Treasuries are different, I wouldn't invest in Treasuries at all right now for several reasons. Really no upside outside of a high flight to quality. But to say bonds are "aggressive" and "have no future" is just not correct.
Posted by Blakely Bimbo
Member since Dec 2010
1183 posts
Posted on 2/5/13 at 11:29 am to
Some people think that they cannot lose money in bonds.

The bond crisis of 1994 was somewhat of a game changer. My husband had a defined benefit plan until the bond crisis. Corporations began the big migration to 401K's after 1994 and if you look at a long term chart of the S&P 500, you will see that the big rise in the markets starting in 1995. I know we were shocked at the amount of his conversion and we had to get very aggressive when we started managing his 401K.

I'm not saying that we are at a 1994 moment. Indeed, the Fed has not started raising rates and we are not at the same rates as 1994. QE is keeping the long end of treasuries down. There are some similarities to conditions in 1994, but there are differences too.

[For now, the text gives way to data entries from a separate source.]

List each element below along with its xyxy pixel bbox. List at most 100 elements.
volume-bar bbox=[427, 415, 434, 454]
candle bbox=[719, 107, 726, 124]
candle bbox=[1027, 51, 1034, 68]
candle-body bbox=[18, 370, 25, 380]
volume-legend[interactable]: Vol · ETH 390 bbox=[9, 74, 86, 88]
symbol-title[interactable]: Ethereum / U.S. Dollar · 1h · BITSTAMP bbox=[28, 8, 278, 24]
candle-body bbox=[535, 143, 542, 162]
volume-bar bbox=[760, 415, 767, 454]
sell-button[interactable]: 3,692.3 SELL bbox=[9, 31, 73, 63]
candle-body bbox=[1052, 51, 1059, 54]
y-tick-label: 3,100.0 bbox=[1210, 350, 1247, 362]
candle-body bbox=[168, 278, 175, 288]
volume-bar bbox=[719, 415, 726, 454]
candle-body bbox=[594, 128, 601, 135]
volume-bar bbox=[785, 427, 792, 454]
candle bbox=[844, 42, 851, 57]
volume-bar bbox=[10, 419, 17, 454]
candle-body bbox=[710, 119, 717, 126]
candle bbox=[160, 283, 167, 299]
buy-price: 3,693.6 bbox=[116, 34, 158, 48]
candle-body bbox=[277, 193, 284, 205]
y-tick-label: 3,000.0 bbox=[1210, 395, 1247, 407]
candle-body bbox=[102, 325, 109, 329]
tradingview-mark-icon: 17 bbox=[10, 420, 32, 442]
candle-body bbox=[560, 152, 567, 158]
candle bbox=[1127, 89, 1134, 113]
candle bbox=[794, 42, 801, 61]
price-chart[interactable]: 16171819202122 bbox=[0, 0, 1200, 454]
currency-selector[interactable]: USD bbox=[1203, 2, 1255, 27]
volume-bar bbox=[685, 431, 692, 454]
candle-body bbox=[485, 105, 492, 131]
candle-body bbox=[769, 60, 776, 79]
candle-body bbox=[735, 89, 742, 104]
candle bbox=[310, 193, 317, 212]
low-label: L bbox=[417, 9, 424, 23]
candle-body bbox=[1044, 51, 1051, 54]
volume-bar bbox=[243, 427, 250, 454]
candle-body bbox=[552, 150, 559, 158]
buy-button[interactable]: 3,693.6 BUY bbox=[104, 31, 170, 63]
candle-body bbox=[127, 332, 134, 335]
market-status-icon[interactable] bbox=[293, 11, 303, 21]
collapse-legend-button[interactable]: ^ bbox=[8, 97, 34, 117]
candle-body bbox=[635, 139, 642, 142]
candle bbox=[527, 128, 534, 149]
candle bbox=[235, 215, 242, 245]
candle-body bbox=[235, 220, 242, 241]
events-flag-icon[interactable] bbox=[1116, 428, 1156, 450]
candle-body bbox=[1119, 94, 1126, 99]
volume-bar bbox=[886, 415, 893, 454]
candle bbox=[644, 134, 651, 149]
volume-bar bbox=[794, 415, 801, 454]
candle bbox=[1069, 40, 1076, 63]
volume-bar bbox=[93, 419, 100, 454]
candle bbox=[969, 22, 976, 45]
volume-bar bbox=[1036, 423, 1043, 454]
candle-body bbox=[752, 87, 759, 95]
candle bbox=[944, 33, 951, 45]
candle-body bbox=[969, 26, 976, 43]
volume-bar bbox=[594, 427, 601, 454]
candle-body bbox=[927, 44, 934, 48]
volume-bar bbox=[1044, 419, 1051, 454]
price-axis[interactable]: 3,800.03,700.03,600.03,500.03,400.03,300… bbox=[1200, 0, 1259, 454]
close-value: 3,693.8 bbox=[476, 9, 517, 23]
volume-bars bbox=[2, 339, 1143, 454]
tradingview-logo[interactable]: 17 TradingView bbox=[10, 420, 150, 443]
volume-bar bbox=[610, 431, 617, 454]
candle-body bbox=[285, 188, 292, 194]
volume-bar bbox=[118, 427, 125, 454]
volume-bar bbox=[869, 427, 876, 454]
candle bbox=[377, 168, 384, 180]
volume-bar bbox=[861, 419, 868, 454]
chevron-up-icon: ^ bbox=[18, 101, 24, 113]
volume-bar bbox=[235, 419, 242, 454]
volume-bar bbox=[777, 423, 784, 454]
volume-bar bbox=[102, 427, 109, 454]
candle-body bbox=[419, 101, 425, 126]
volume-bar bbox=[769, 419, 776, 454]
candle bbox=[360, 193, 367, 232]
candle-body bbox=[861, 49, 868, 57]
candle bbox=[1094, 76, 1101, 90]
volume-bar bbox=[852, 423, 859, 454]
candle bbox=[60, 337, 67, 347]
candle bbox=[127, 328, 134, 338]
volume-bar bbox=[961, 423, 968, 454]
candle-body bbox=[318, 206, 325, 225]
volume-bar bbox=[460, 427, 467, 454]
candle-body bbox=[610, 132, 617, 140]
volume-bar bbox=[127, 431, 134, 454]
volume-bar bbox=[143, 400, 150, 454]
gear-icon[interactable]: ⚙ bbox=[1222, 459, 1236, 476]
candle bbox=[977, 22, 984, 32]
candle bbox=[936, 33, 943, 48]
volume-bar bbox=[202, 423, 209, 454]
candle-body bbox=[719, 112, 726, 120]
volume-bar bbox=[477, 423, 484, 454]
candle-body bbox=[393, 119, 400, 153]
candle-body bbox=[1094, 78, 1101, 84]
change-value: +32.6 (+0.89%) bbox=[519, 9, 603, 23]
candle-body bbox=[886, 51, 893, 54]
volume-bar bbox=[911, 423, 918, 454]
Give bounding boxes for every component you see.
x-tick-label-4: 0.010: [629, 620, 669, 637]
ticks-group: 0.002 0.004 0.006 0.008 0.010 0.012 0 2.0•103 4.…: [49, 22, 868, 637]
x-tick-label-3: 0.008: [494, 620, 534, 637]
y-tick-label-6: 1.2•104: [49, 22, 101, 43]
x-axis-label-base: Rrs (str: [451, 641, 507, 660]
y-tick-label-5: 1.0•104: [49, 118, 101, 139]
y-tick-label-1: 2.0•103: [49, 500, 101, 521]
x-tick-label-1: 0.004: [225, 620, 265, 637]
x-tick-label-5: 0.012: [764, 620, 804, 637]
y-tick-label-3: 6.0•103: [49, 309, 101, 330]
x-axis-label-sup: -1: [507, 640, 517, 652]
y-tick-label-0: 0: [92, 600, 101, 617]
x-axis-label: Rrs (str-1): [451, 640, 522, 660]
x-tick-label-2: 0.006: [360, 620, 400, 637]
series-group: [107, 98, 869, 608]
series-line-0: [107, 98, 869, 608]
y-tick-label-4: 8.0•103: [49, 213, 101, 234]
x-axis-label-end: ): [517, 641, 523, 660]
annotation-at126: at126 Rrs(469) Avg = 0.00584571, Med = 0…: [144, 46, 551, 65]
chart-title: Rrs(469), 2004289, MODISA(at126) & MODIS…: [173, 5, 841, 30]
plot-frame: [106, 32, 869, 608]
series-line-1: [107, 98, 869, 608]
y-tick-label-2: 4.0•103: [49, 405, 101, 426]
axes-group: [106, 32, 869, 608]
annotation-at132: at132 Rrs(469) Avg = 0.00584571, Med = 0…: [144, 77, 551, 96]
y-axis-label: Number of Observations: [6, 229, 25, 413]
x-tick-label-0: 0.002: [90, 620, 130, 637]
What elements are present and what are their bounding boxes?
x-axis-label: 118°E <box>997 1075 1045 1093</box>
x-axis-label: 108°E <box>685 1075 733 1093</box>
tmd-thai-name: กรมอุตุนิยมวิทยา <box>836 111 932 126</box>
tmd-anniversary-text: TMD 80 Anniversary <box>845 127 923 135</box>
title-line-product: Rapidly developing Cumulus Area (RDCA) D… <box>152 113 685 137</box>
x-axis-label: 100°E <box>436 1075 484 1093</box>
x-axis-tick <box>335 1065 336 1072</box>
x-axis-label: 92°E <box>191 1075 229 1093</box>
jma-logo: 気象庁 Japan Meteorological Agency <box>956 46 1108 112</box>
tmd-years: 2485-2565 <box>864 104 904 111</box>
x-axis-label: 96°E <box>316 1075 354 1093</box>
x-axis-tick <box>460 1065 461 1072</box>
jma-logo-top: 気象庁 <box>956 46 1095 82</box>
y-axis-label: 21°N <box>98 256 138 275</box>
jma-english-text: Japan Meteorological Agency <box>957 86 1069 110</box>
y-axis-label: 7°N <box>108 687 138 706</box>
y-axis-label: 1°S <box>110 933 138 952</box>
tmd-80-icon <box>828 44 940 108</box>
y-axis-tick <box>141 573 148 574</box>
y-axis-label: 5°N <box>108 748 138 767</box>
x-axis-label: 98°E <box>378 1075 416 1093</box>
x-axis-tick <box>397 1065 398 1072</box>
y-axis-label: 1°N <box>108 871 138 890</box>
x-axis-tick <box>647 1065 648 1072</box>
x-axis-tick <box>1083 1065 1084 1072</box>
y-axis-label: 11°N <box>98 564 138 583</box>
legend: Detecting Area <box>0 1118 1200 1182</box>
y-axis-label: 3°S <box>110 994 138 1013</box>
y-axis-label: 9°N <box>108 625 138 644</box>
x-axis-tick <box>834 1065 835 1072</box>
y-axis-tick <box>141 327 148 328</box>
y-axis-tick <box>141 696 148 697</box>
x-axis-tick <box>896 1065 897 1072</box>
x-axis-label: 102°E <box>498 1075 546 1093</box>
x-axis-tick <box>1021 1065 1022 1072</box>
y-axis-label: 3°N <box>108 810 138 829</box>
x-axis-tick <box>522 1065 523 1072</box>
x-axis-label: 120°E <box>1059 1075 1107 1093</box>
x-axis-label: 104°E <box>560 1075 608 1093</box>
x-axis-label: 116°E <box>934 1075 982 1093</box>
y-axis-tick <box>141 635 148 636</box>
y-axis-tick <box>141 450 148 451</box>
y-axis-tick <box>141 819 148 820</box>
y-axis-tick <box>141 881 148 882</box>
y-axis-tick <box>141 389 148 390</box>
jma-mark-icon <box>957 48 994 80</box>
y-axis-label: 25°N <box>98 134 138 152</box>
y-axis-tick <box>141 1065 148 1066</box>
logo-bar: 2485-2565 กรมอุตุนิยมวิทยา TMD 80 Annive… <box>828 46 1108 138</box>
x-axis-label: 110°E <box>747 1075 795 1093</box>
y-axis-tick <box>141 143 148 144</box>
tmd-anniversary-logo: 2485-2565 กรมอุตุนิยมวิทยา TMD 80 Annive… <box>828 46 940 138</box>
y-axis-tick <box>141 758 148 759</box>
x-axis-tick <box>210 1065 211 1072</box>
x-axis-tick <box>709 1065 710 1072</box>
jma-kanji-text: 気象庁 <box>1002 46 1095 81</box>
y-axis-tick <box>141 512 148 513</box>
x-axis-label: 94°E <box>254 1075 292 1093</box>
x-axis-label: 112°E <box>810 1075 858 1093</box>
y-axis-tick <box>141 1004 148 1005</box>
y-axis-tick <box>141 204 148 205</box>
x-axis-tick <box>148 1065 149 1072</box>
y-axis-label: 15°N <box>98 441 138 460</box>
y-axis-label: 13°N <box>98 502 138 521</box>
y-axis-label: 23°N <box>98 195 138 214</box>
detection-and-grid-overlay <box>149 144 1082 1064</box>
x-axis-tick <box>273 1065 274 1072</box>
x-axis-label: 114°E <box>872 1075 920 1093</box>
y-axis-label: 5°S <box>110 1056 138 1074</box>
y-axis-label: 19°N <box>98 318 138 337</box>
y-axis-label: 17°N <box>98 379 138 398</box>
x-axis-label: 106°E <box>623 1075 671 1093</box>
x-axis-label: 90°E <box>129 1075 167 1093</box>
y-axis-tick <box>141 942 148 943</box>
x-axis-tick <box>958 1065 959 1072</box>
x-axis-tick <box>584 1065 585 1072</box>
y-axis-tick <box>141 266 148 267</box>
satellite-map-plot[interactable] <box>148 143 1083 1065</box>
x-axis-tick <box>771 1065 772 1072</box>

We cannot stay at ZIRP forever. Retirees, Pension funds and insurance companies are being hurt. Notice any price increases in your insurance lately?

I like to watch the movement in HYG.


Posted by foshizzle
Washington DC metro
Member since Mar 2008
40599 posts
Posted on 2/5/13 at 2:16 pm to
quote:

Can someone explain why bond funds have no future and are now a "risky" investment?


Totally depends on the kind of bond. Long-term bonds are paying relatively well compared with other kinds of bonds, but they are perceived as being quite risky since rates can only go so low.